Histioteuthis heteropsis is the scientific name for the cockeyed squid which is also known as the "strawberry" squid due to its uncanny resemblance to the fruit.
Experiments have been conducted on this strange-looking creature and reveal why the creature has mismatched eyes.
During the research, nearly 150 sightings from under the sea were captured on video by biologist Kate Thomas, a fellow student at the Monterey Bay Aquarium Research Institute (MBARI). These videos showed the squids moving around in the water and also provide deep insight into why they have lopsided eyes.
The researchers have deduced that the larger eyes are mainly suited for gazing upwards, looking for silhouettes of other little or big sea inmates.

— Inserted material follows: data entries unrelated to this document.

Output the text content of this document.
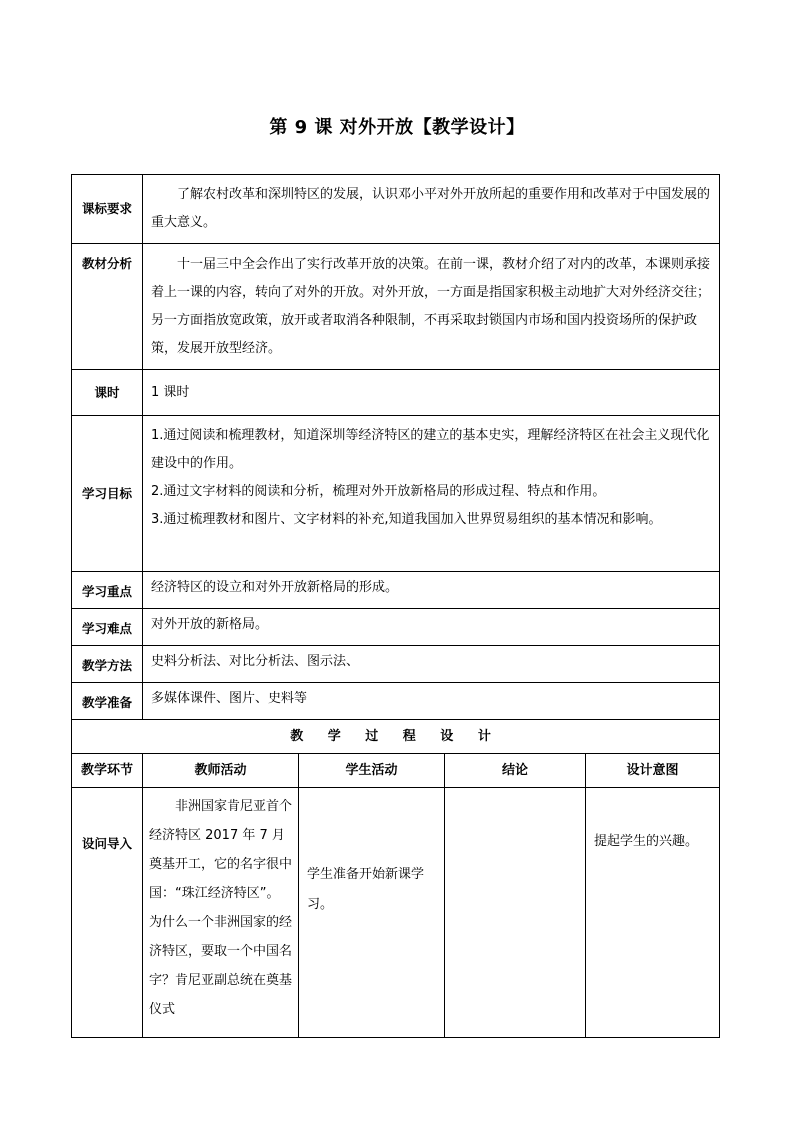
第 9 课 对外开放【教学设计】
课标要求	了解农村改革和深圳特区的发展，认识邓小平对外开放所起的重要作用和改革对于中国发展的重大意义。			
教材分析	十一届三中全会作出了实行改革开放的决策。在前一课，教材介绍了对内的改革，本课则承接着上一课的内容，转向了对外的开放。对外开放，一方面是指国家积极主动地扩大对外经济交往；另一方面指放宽政策，放开或者取消各种限制，不再采取封锁国内市场和国内投资场所的保护政策，发展开放型经济。			
课时	1 课时			
学习目标	1.通过阅读和梳理教材，知道深圳等经济特区的建立的基本史实，理解经济特区在社会主义现代化建设中的作用。

2.通过文字材料的阅读和分析，梳理对外开放新格局的形成过程、特点和作用。

3.通过梳理教材和图片、文字材料的补充,知道我国加入世界贸易组织的基本情况和影响。			

学习重点	经济特区的设立和对外开放新格局的形成。			
学习难点	对外开放的新格局。			
教学方法	史料分析法、对比分析法、图示法、			
教学准备	多媒体课件、图片、史料等			
教 学 过 程 设 计				
教学环节	教师活动	学生活动	结论	设计意图
设问导入	非洲国家肯尼亚首个经济特区 2017 年 7 月奠基开工，它的名字很中国：“珠江经济特区”。为什么一个非洲国家的经济特区，要取一个中国名字？肯尼亚副总统在奠基仪式	学生准备开始新课学习。		提起学生的兴趣。
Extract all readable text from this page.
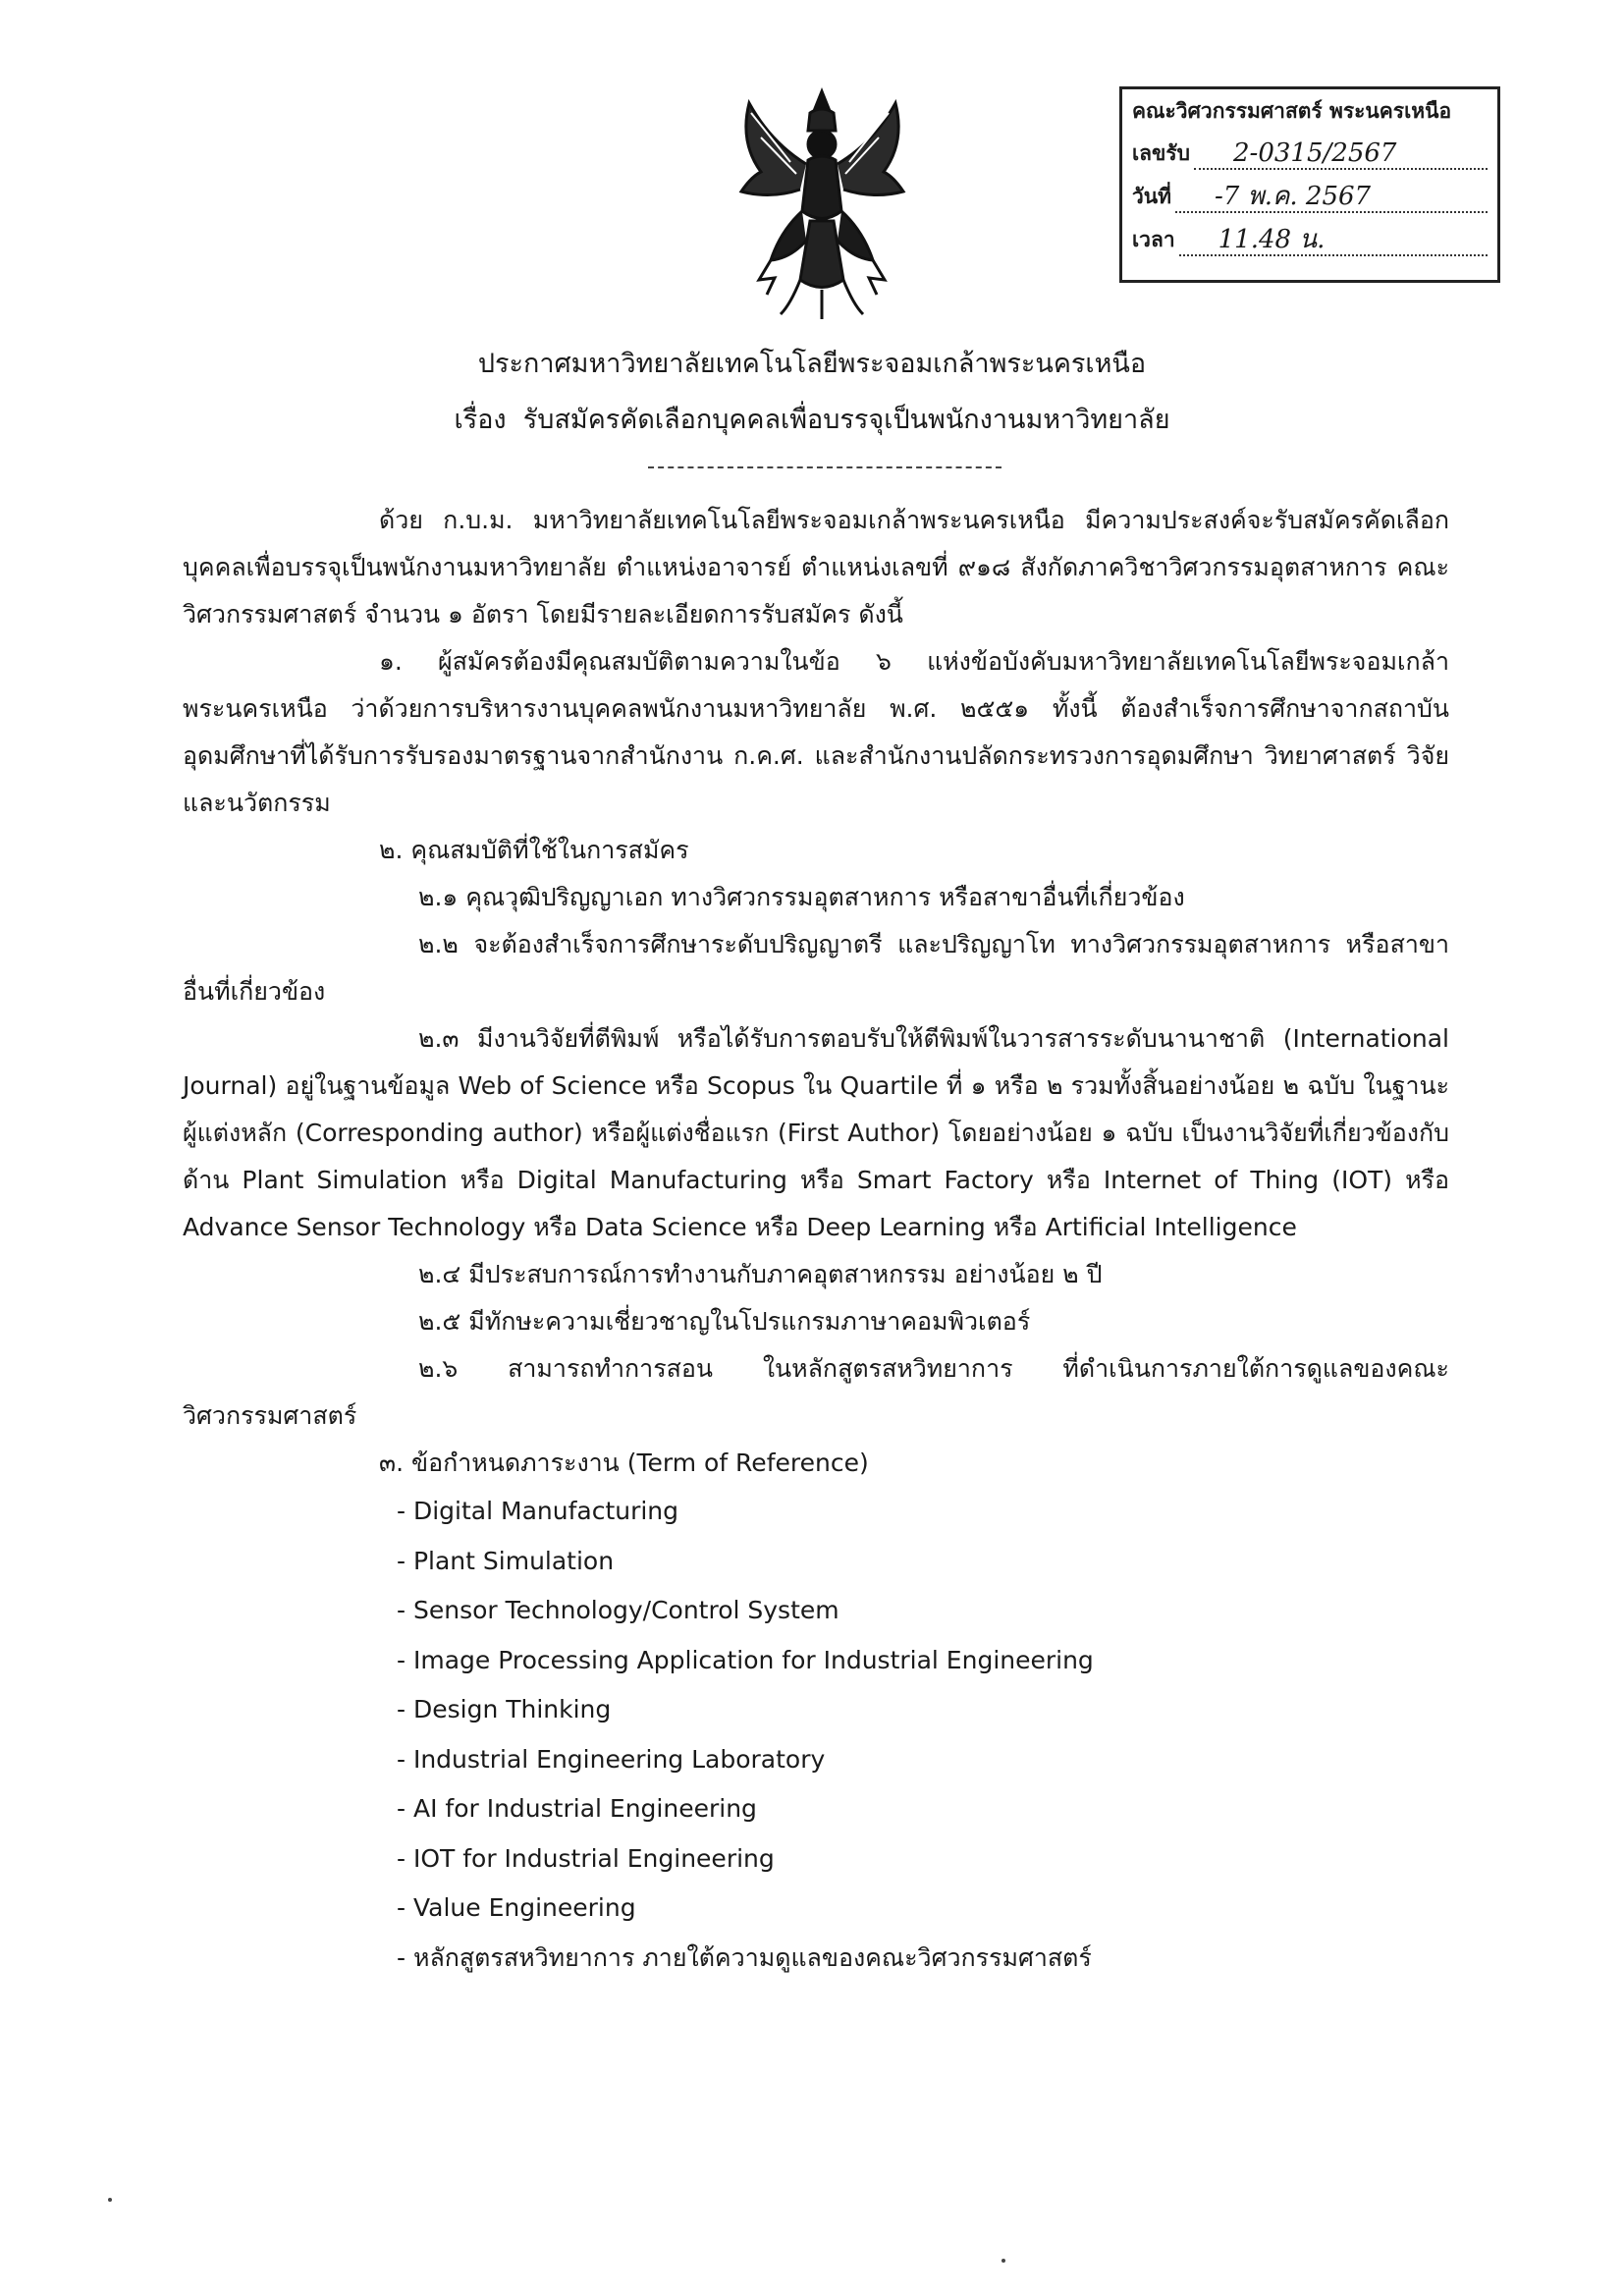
คณะวิศวกรรมศาสตร์ พระนครเหนือ
เลขรับ	2-0315/2567
วันที่	-7 พ.ค. 2567
เวลา	11.48 น.
ประกาศมหาวิทยาลัยเทคโนโลยีพระจอมเกล้าพระนครเหนือ
เรื่อง รับสมัครคัดเลือกบุคคลเพื่อบรรจุเป็นพนักงานมหาวิทยาลัย

ด้วย ก.บ.ม. มหาวิทยาลัยเทคโนโลยีพระจอมเกล้าพระนครเหนือ มีความประสงค์จะรับสมัครคัดเลือกบุคคลเพื่อบรรจุเป็นพนักงานมหาวิทยาลัย ตำแหน่งอาจารย์ ตำแหน่งเลขที่ ๙๑๘ สังกัดภาควิชาวิศวกรรมอุตสาหการ คณะวิศวกรรมศาสตร์ จำนวน ๑ อัตรา โดยมีรายละเอียดการรับสมัคร ดังนี้

๑. ผู้สมัครต้องมีคุณสมบัติตามความในข้อ ๖ แห่งข้อบังคับมหาวิทยาลัยเทคโนโลยีพระจอมเกล้าพระนครเหนือ ว่าด้วยการบริหารงานบุคคลพนักงานมหาวิทยาลัย พ.ศ. ๒๕๕๑ ทั้งนี้ ต้องสำเร็จการศึกษาจากสถาบันอุดมศึกษาที่ได้รับการรับรองมาตรฐานจากสำนักงาน ก.ค.ศ. และสำนักงานปลัดกระทรวงการอุดมศึกษา วิทยาศาสตร์ วิจัย และนวัตกรรม

๒. คุณสมบัติที่ใช้ในการสมัคร

๒.๑ คุณวุฒิปริญญาเอก ทางวิศวกรรมอุตสาหการ หรือสาขาอื่นที่เกี่ยวข้อง

๒.๒ จะต้องสำเร็จการศึกษาระดับปริญญาตรี และปริญญาโท ทางวิศวกรรมอุตสาหการ หรือสาขาอื่นที่เกี่ยวข้อง

๒.๓ มีงานวิจัยที่ตีพิมพ์ หรือได้รับการตอบรับให้ตีพิมพ์ในวารสารระดับนานาชาติ (International Journal) อยู่ในฐานข้อมูล Web of Science หรือ Scopus ใน Quartile ที่ ๑ หรือ ๒ รวมทั้งสิ้นอย่างน้อย ๒ ฉบับ ในฐานะผู้แต่งหลัก (Corresponding author) หรือผู้แต่งชื่อแรก (First Author) โดยอย่างน้อย ๑ ฉบับ เป็นงานวิจัยที่เกี่ยวข้องกับด้าน Plant Simulation หรือ Digital Manufacturing หรือ Smart Factory หรือ Internet of Thing (IOT) หรือ Advance Sensor Technology หรือ Data Science หรือ Deep Learning หรือ Artificial Intelligence

๒.๔ มีประสบการณ์การทำงานกับภาคอุตสาหกรรม อย่างน้อย ๒ ปี

๒.๕ มีทักษะความเชี่ยวชาญในโปรแกรมภาษาคอมพิวเตอร์

๒.๖ สามารถทำการสอน ในหลักสูตรสหวิทยาการ ที่ดำเนินการภายใต้การดูแลของคณะวิศวกรรมศาสตร์

๓. ข้อกำหนดภาระงาน (Term of Reference)

- Digital Manufacturing
- Plant Simulation
- Sensor Technology/Control System
- Image Processing Application for Industrial Engineering
- Design Thinking
- Industrial Engineering Laboratory
- AI for Industrial Engineering
- IOT for Industrial Engineering
- Value Engineering
- หลักสูตรสหวิทยาการ ภายใต้ความดูแลของคณะวิศวกรรมศาสตร์
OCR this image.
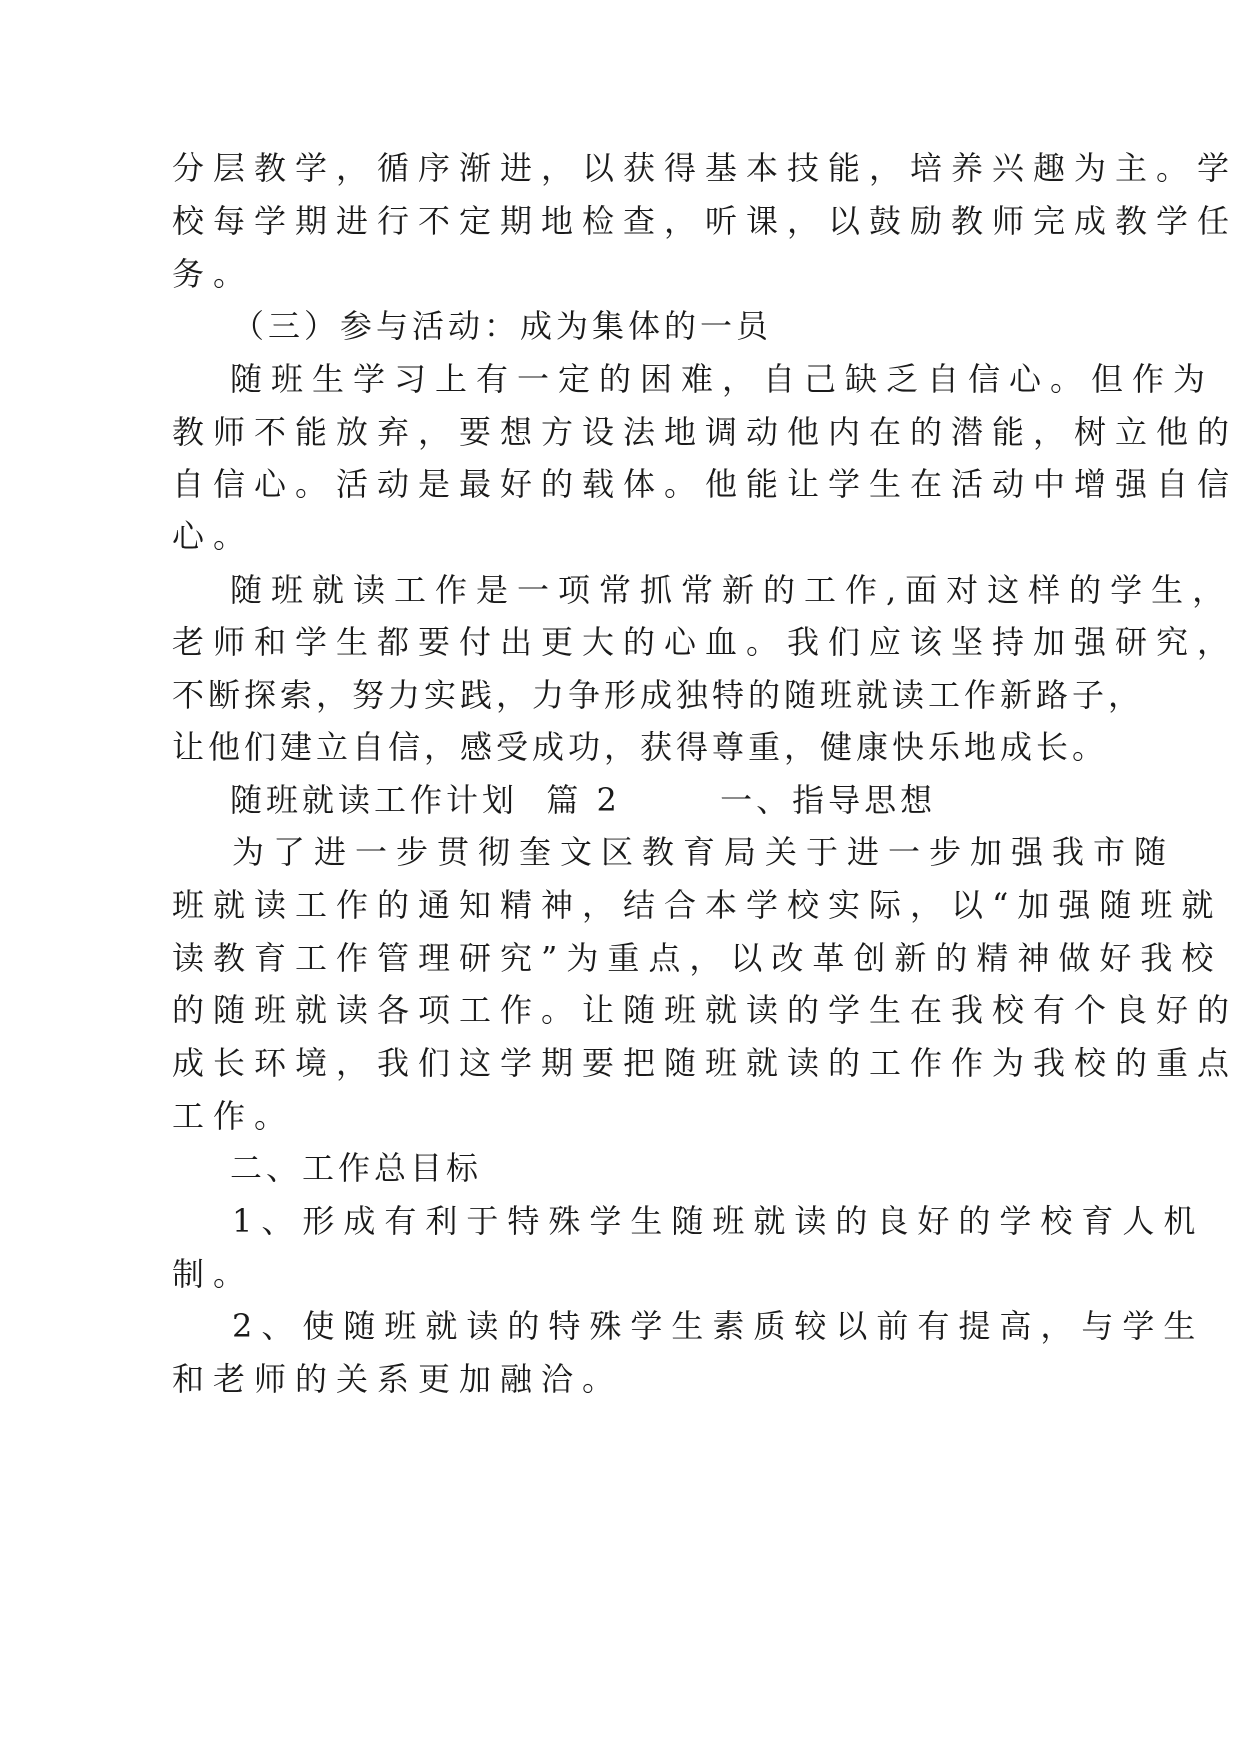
分层教学，循序渐进，以获得基本技能，培养兴趣为主。学

校每学期进行不定期地检查，听课，以鼓励教师完成教学任

务。

（三）参与活动：成为集体的一员

随班生学习上有一定的困难，自己缺乏自信心。但作为

教师不能放弃，要想方设法地调动他内在的潜能，树立他的

自信心。活动是最好的载体。他能让学生在活动中增强自信

心。

随班就读工作是一项常抓常新的工作,面对这样的学生，

老师和学生都要付出更大的心血。我们应该坚持加强研究，

不断探索，努力实践，力争形成独特的随班就读工作新路子，

让他们建立自信，感受成功，获得尊重，健康快乐地成长。

随班就读工作计划  篇 2       一、指导思想

为了进一步贯彻奎文区教育局关于进一步加强我市随

班就读工作的通知精神，结合本学校实际，以“加强随班就

读教育工作管理研究”为重点，以改革创新的精神做好我校

的随班就读各项工作。让随班就读的学生在我校有个良好的

成长环境，我们这学期要把随班就读的工作作为我校的重点

工作。

二、工作总目标

1、形成有利于特殊学生随班就读的良好的学校育人机

制。

2、使随班就读的特殊学生素质较以前有提高，与学生

和老师的关系更加融洽。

The smaller eye, on the other hand, are for gazing downwards, which assists the squid to scan the deep dark waters for "flashes of bioluminescence."
This squid specie is usually found in the "twilight zone" or mesopelagic zone, which is around 200 to 1000 meters below the water's surface.
Thomas's videos recorded more than 150 sightings of Histioteuthis heteropsis and around nine sightings of Stigmatoteuthis dofleini, the smaller version of Histioteuthis heteropsis.
She noted that since the squids move in a vertical direction, they usually appear upside down to the humans with the big eyes constantly looking upwards and the smaller one looking down.
The larger eye angled upwards is the one which picks up the silhouette of objects against the sun's light that penetrates the water's surface. Thomas believes that this is why the upper eye is larger, because it needs to properly detect the light and the shadows.
The lower eyes though are angled in such a way that there is no possibility of seeing shadows and silhouettes. This lower eye is mainly associated with detecting bioluminescence.
"And once it is looking for bioluminescence, it doesn't really need to be particularly big, so it can actually shrivel up a little bit over generations," explains Thomas on why the lower eye is smaller.
The study has provided some surprising leads into how evolution has managed to create the perfect creature for such an inhospitable region deep below the surface of the ocean. The cockeyed squid seems to employ just the kind of resources that it needs and nothing more.
"You want eyes just big enough to do what you need to do, but you don't want to have any bigger eyes because then you are just wasting resources," stated Thomas.
The results from the MBARI research have been published in the journal Philosophical Transactions B.